Privacy is at the core of what SNAP does, Blaine said. Many victims don't want their spouse or their parents to know they were abused, she said.

"It's a sacred commitment we made to one another when we first met," Blaine said. "Anytime anyone comes to a support group meeting or contacts SNAP, we make clear from the beginning that we offer to each other and expect from each other confidentiality."

John O'Malley, the Archdiocese of Chicago's lawyer, said the Missouri dioceses' decision to go after SNAP is not part of a national strategy adopted by the nation's Catholic bishops.

"I'm not aware of any decision the bishops have made about legal strategy," O'Malley said. "The reason I'm confident there isn't one is the bishops don't coordinate (legal strategy) with each other. Each diocese is its own independent entity."

It also is not a strategy O'Malley has ever adopted in Chicago because it would not help achieve the archdiocese's ultimate goal.

"Our goal here is to resolve these cases and allow anyone in the church and who was abused to move forward," he said.

Lyn Schollett, legal counsel for the Illinois Coalition Against Sexual Assault, said no Illinois court has ruled whether SNAP would be protected by the state statutes that protect rape crisis centers. But every threat to a victim's privacy should be taken seriously, she said.

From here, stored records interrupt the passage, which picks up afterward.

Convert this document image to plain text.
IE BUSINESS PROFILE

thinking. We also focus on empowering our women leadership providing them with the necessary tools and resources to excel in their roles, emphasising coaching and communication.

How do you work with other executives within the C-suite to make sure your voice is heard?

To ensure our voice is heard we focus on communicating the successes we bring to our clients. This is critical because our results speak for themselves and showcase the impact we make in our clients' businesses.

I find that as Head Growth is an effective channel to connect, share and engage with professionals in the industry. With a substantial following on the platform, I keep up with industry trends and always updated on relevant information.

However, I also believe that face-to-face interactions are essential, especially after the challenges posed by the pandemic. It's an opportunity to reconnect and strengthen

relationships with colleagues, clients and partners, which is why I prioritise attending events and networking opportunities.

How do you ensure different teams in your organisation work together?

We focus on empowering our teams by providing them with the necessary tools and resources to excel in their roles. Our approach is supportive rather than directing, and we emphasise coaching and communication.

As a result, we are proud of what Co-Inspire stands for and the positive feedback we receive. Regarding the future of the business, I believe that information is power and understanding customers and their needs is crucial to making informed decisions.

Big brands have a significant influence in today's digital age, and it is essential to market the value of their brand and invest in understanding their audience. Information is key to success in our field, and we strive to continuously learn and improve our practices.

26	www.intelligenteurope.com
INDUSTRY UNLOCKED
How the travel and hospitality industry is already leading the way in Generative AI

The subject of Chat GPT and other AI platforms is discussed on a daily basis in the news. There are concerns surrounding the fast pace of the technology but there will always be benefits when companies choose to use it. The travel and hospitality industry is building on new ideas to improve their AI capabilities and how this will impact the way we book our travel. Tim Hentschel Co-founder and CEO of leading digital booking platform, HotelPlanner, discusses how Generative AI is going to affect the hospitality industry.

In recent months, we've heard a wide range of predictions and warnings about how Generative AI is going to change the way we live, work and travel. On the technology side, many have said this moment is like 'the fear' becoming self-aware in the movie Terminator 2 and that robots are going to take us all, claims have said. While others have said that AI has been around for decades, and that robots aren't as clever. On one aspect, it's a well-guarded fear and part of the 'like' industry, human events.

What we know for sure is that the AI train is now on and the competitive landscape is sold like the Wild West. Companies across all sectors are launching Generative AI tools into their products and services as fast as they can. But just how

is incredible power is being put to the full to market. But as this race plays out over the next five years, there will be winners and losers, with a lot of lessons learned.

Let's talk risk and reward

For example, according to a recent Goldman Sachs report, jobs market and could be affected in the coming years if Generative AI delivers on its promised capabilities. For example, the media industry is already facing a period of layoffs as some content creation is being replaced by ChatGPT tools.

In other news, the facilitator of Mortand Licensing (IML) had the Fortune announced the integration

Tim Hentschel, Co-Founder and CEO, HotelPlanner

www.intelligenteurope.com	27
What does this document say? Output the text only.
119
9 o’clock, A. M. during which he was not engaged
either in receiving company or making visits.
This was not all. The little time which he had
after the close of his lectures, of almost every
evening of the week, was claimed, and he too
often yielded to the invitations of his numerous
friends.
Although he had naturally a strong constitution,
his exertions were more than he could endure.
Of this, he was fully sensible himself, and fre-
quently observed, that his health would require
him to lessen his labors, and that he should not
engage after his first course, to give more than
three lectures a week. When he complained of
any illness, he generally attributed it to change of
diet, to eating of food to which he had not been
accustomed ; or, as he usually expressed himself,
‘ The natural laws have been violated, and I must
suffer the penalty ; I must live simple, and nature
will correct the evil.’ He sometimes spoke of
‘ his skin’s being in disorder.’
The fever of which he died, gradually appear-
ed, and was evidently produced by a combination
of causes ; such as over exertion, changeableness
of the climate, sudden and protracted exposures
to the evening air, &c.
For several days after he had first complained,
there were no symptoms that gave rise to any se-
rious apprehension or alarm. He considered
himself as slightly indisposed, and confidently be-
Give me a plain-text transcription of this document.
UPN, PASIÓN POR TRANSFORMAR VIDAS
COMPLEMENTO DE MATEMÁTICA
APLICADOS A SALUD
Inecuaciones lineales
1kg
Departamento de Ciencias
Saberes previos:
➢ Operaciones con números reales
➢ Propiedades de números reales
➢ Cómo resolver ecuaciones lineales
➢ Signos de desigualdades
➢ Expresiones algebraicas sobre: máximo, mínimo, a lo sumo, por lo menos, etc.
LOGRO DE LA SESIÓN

"My concern would be future victims would have less confidence in coming forward to seek help if they don't think their communications will be confidential," she said. "As a general matter, confidential counseling is enormously important."

Experts say no state legislature has yet extended to members of self-help groups the kind of privilege accorded certified therapists and clergy, who have some leeway to resist subpoenas.

Blaine cringes at the comparison to a 12-step program, which SNAP consciously eschews. Twelve-step programs encourage trust in a higher power. It was under the authority of a higher power that SNAP's members suffered abuse, Blaine said.

"For so many of us who were raped and sodomized under the pretext of the power of God," she said, "so many of us within rituals and sacraments were sexually violated. It was just too triggering and painful."

Bruce Boyer, director of the ChildLaw Center at Loyola University, said SNAP pushed the conversation about clergy abuse and forced the church to strike the right balance. To silence that voice would be a shame.

"What I understand of SNAP is they provide a significant resource to people who are victims of very politically charged type of crime," he said. "They may function a little bit differently in part because they are focused on dealing with a specific set of perpetrators. What distinguishes this set of perpetrators is that they typically have very significant protections and resources available to them through the support of the church and that obviously has continued to be a very important issue."